Çocukluk çağlarımda, gözlük takan insanlar hep, çok bilge kimselermiş gibi gelirdi bana. Sanki o kadar çok okumuşlar, o kadar çok okumuşlar ki sonunda gözleri bozulmuş gibi… Bundan olacak nerde gözlüğü olan birini görsem, en sevimli ve masum yüz ifademi takınıp “Bir kere takabilir miyim?” teklifinde bulunurdum. Genelde geri çevrilmezdi, usulca gözden çıkarılıp bir dipnot ile uzatılırdı “Çok takma ama, gözlerin bozulur.” Pek de anlam veremeden, takardım gözüme. Sonuçta bu daha iyi görmek için icat edilmiş bir şey değil miydi? Niye gözümü bozsundu ki? Bu anlam veremeyişle beraber, gözümde o çok havalı, insanı bilge hissettiren gözlükle dolaşırdım etrafta. Bazen ayaklarım havada sanki, ayda yürüyor gibi hissederdim bazen de olduğundan daha bulanık görürdüm her şeyi. Ne tuhaf bir alet bu gözlük. Kiminin gözüne şifa oluyorken, kiminin gözünü daha da bozuyordu. Bir süre dolanıp hevesimi alınca “Bununla nasıl dolaşıyorsun gözüm ağrıdı.” sitemiyle sahibine teslim ederdim. Onlarda genelde alıp gözlerine yerleştirdikten sonra, etrafını tekrar net görmenin sevinci ile gülümserdi.
İyi gözlemlersek, çocukların hareketlerinden nefsin kişiyi nasıl yönlendirdiğini açıkça izleyebiliriz. Çünkü, insan çocukken maskesizdir, saftır, perdesizdir. İçinden ne geçiyorsa, saklama ihtiyacı duymadan, kimsenin kınamasını düşünmeden hareket eder. Kişi, kendi çocukluğuna bakınca da nefsine dair pek çok ipucu yakalayabilir. Zaaflarını gözlemleyebilir.

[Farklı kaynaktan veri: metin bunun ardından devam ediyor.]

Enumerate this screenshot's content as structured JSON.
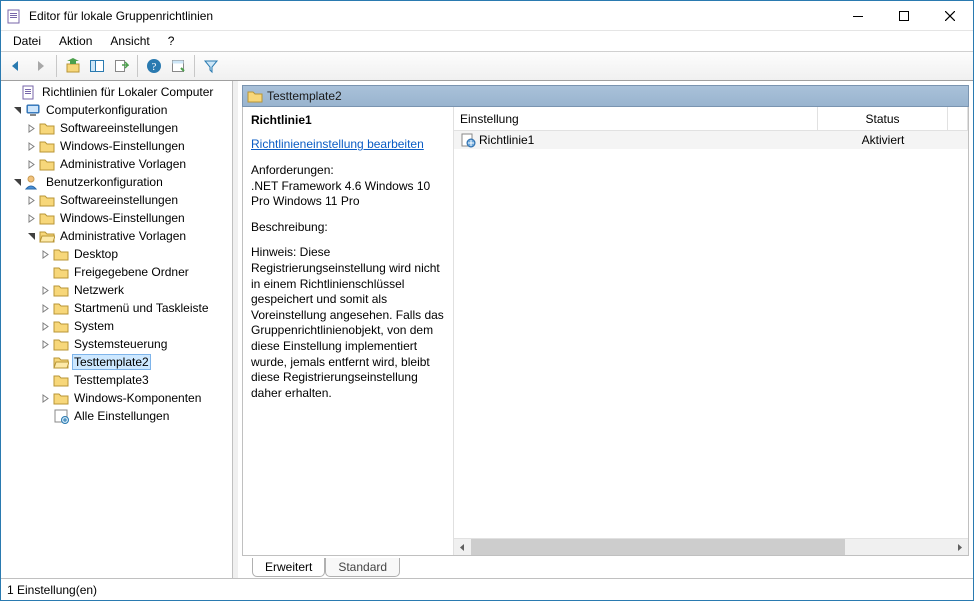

Artık büyüdüm. Kimsenin gözünden gözlüğünü istemiyorum. Biliyorum ki o, sadece kişiye özel.
Ancak istediğim başka şeyler var. Başka birinin gözü, bakışı, tefekkürü ve bazen kalbi.
Oysa, Allah’ın ehadiyetinin yansımasından dolayı bunlarda kişiye özeldir. Nasıl çocukken taktığım gözlük, ayağımın yere sağlam basmasını engelliyor, etrafımı bulanık görmeye vesile oluyorsa, insanlardan kopyalayıp kendi alemime takmaya çalıştığım her bir gözlükte tam olarak hayatıma oturmuyor, havada kalıyor. Belki de sadece daha bilge hissettiriyor kendimi.
Hastalığı tedavi etmenin yolu, onu teşhis etmektir. Teşhis edebilmek için doktora gitmek gerekir. Tabi doktora gitmek için de evvela kendimizdeki arızaları fark etmemiz lâzım. Ancak bu şekilde bize en uygun olan gözlüğü bulabiliriz.
Bunun için acele etmeli, gözümüzdeki emanet gözlükleri çıkarıp kendimizi ve dahi hastalıklarımızı bulmak için yola çıkmalıyız. Ama acele etmemiz gerekebilir.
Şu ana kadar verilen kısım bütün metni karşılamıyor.